Partir du quotidien. L’image fonctionne mieux sur une situation, un fait ou une émotion ordinaires — pas sur quelque chose déjà extraordinaire.
Surligner. Le traitement rend la chose traitée remarquable : il dit « c’est ça qui compte » (l’attente du coup de fil, pas le coup de fil). Ce surlignage doit ensuite orienter la suite de la scène.
Exemples vidéo (dossier Drive) : Scrubs — Mandy Moore (s05e09) pour l’aparté visuel ; Bref — Mon pote s’est fait larguer et Bref — J’étais à côté de cette fille pour la voix intérieure et le montage.
Échauffement
A) La langue sensitive
9’Dispositif :
- Marche dans l’espace. Le·la formateur·rice lance des états dits en langage courant, que chacun·e incarne aussitôt : « être un gros lourd », « se sentir plus léger », « être collant », « être à plat », « gonflé·e à bloc ».
- On laisse la sensation modifier la démarche, le poids, le rythme — sans jouer une scène, juste être traversé·e par le mot.
B) Les expressions imagées
16’Dispositif :
- En duos, une scène banale. Au signal, un·e joueur·euse prend une expression imagée au pied de la lettre et la joue physiquement, pendant que le dialogue continue normalement.
- Exemples à piocher : « déposer son sac », « en avoir plein le dos », « pédaler dans la semoule », « poser un lapin », « rouler dans la farine ».
- On entre et on sort vite de l’image : c’est un aller-retour franc, pas une installation.
Exercices
A) La comparaison illustrée
16’Dispositif :
- En duos. A raconte un événement banal de sa journée en le comparant à un univers fort (« mon trajet en bus, c’était une expédition polaire »).
- B devient le partenaire de jeu de l’univers : ensemble, iels jouent l’expédition polaire… tout en parlant du trajet en bus.
B) Danser l’émotion
16’Dispositif :
- Une scène à deux démarre normalement. Au signal du·de la formateur·rice (une frappe), un·e des joueur·euse·s danse son émotion du moment : 10–15 secondes de mouvement pur qui traduit l’intérieur.
- Nouvelle frappe : on reprend la scène là où elle s’était arrêtée.
- Les deux personnages dansent leurs émotions en même temps : on lit le rapport entre les deux ressentis.
C) L’aparté visuel
18’Dispositif :
- En duos. A annonce quelque chose de fort à B (une rupture, un licenciement, une mauvaise nouvelle) et continue de parler normalement, comme si tout était ordinaire.
- B, lui·elle, bascule dans un aparté visuel : il·elle image physiquement ce qu’il·elle ressent (se poignarder le cœur, s’effondrer au ralenti, se noyer…) tout en restant dans la scène.
- On inverse les rôles ensuite.
Jeu — La bulle mentale (façon Scrubs)
La bulle mentale
30’Mise en place :
- Une scène réaliste se joue (un entretien, un repas, une salle d’attente).

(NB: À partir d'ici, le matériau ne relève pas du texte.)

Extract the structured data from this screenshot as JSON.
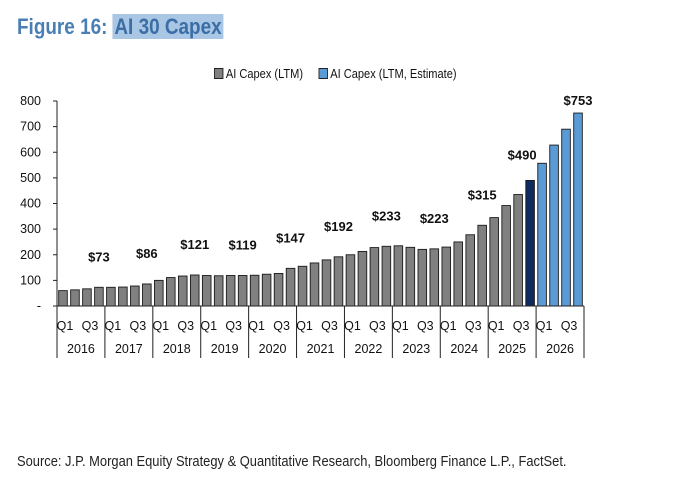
{
  "figure": {
    "prefix": "Figure 16: ",
    "highlighted_title": "AI 30 Capex"
  },
  "legend": [
    {
      "label": "AI Capex (LTM)",
      "color": "#808080"
    },
    {
      "label": "AI Capex (LTM, Estimate)",
      "color": "#5b9bd5"
    }
  ],
  "source": "Source: J.P. Morgan Equity Strategy & Quantitative Research, Bloomberg Finance L.P., FactSet.",
  "chart_data": {
    "type": "bar",
    "title": "AI 30 Capex",
    "xlabel": "",
    "ylabel": "",
    "ylim": [
      0,
      800
    ],
    "yticks": [
      0,
      100,
      200,
      300,
      400,
      500,
      600,
      700,
      800
    ],
    "ytick_labels": [
      "-",
      "100",
      "200",
      "300",
      "400",
      "500",
      "600",
      "700",
      "800"
    ],
    "grid": false,
    "legend_position": "top-center",
    "years": [
      "2016",
      "2017",
      "2018",
      "2019",
      "2020",
      "2021",
      "2022",
      "2023",
      "2024",
      "2025",
      "2026"
    ],
    "quarter_labels": [
      "Q1",
      "Q3"
    ],
    "categories": [
      "2016Q1",
      "2016Q2",
      "2016Q3",
      "2016Q4",
      "2017Q1",
      "2017Q2",
      "2017Q3",
      "2017Q4",
      "2018Q1",
      "2018Q2",
      "2018Q3",
      "2018Q4",
      "2019Q1",
      "2019Q2",
      "2019Q3",
      "2019Q4",
      "2020Q1",
      "2020Q2",
      "2020Q3",
      "2020Q4",
      "2021Q1",
      "2021Q2",
      "2021Q3",
      "2021Q4",
      "2022Q1",
      "2022Q2",
      "2022Q3",
      "2022Q4",
      "2023Q1",
      "2023Q2",
      "2023Q3",
      "2023Q4",
      "2024Q1",
      "2024Q2",
      "2024Q3",
      "2024Q4",
      "2025Q1",
      "2025Q2",
      "2025Q3",
      "2025Q4",
      "2026Q1",
      "2026Q2",
      "2026Q3",
      "2026Q4"
    ],
    "values": [
      60,
      63,
      67,
      73,
      73,
      74,
      78,
      86,
      100,
      111,
      117,
      121,
      119,
      118,
      119,
      119,
      120,
      124,
      127,
      147,
      155,
      168,
      180,
      192,
      200,
      213,
      228,
      233,
      235,
      229,
      221,
      223,
      230,
      250,
      278,
      315,
      345,
      392,
      435,
      490,
      557,
      628,
      690,
      753
    ],
    "series_type": [
      "actual",
      "actual",
      "actual",
      "actual",
      "actual",
      "actual",
      "actual",
      "actual",
      "actual",
      "actual",
      "actual",
      "actual",
      "actual",
      "actual",
      "actual",
      "actual",
      "actual",
      "actual",
      "actual",
      "actual",
      "actual",
      "actual",
      "actual",
      "actual",
      "actual",
      "actual",
      "actual",
      "actual",
      "actual",
      "actual",
      "actual",
      "actual",
      "actual",
      "actual",
      "actual",
      "actual",
      "actual",
      "actual",
      "actual",
      "current",
      "estimate",
      "estimate",
      "estimate",
      "estimate"
    ],
    "colors": {
      "actual": "#808080",
      "current": "#0f2a5e",
      "estimate": "#5b9bd5",
      "outline": "#1a1a1a"
    },
    "data_labels": [
      {
        "index": 3,
        "text": "$73"
      },
      {
        "index": 7,
        "text": "$86"
      },
      {
        "index": 11,
        "text": "$121"
      },
      {
        "index": 15,
        "text": "$119"
      },
      {
        "index": 19,
        "text": "$147"
      },
      {
        "index": 23,
        "text": "$192"
      },
      {
        "index": 27,
        "text": "$233"
      },
      {
        "index": 31,
        "text": "$223"
      },
      {
        "index": 35,
        "text": "$315"
      },
      {
        "index": 39,
        "text": "$490"
      },
      {
        "index": 43,
        "text": "$753"
      }
    ]
  }
}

- Au signal, le temps se fige pour tout le monde sauf un personnage, qui entre dans sa bulle mentale : une courte image onirique de ce qu’il pense ou redoute. Des partenaires peuvent venir incarner cette image.
- Nouveau signal : la bulle éclate, la scène réaliste reprend exactement où elle en était.
- La bulle dit quelque chose qu’on ne pourrait pas dire dans la scène réaliste.
- Rester court : une image forte vaut mieux qu’une longue digression.
- Au retour, le personnage est changé par ce qu’il vient de vivre intérieurement.
Conclusion
Points clés à retenir :
Rituel de fin : clap collectif.
Récapitulatif
| Partie | Contenu | Durée | Format |
|---|---|---|---|
| Préambule | Réel/réalité, gradation & tips (quotidien, surlignage) | 5’ | Théorie |
| Échauffement A | La langue sensitive | 9’ | Groupe |
| Échauffement B | Les expressions imagées | 16’ | Duos |
| Exercice A | La comparaison illustrée | 16’ | Duos |
| Exercice B | Danser l’émotion | 16’ | Duos |
| Exercice C | L’aparté visuel | 18’ | Duos |
| Jeu | La bulle mentale (façon Scrubs) | 30’ | Groupe |
| Conclusion | Points clés + rituel | 10’ | Collectif |
Annexe
- Langue sensitive : un mot du quotidien porte une sensation (« être un gros lourd », « plus léger », « collant »). Très instinctif.
- Expressions imagées : prises au pied de la lettre, elles ouvrent le décalage dialogue / action. On entre et on sort vite.
- Comparaison : « X, c’est comme Y ». Un rapprochement dit ou montré.
- Métaphore : on image le ressenti (aparté visuel, danse de l’émotion) pendant que la scène continue.
- Traitement : toute la scène glisse dans la métaphore, puis revient au réel en gardant des traces. — Développé en T9.10.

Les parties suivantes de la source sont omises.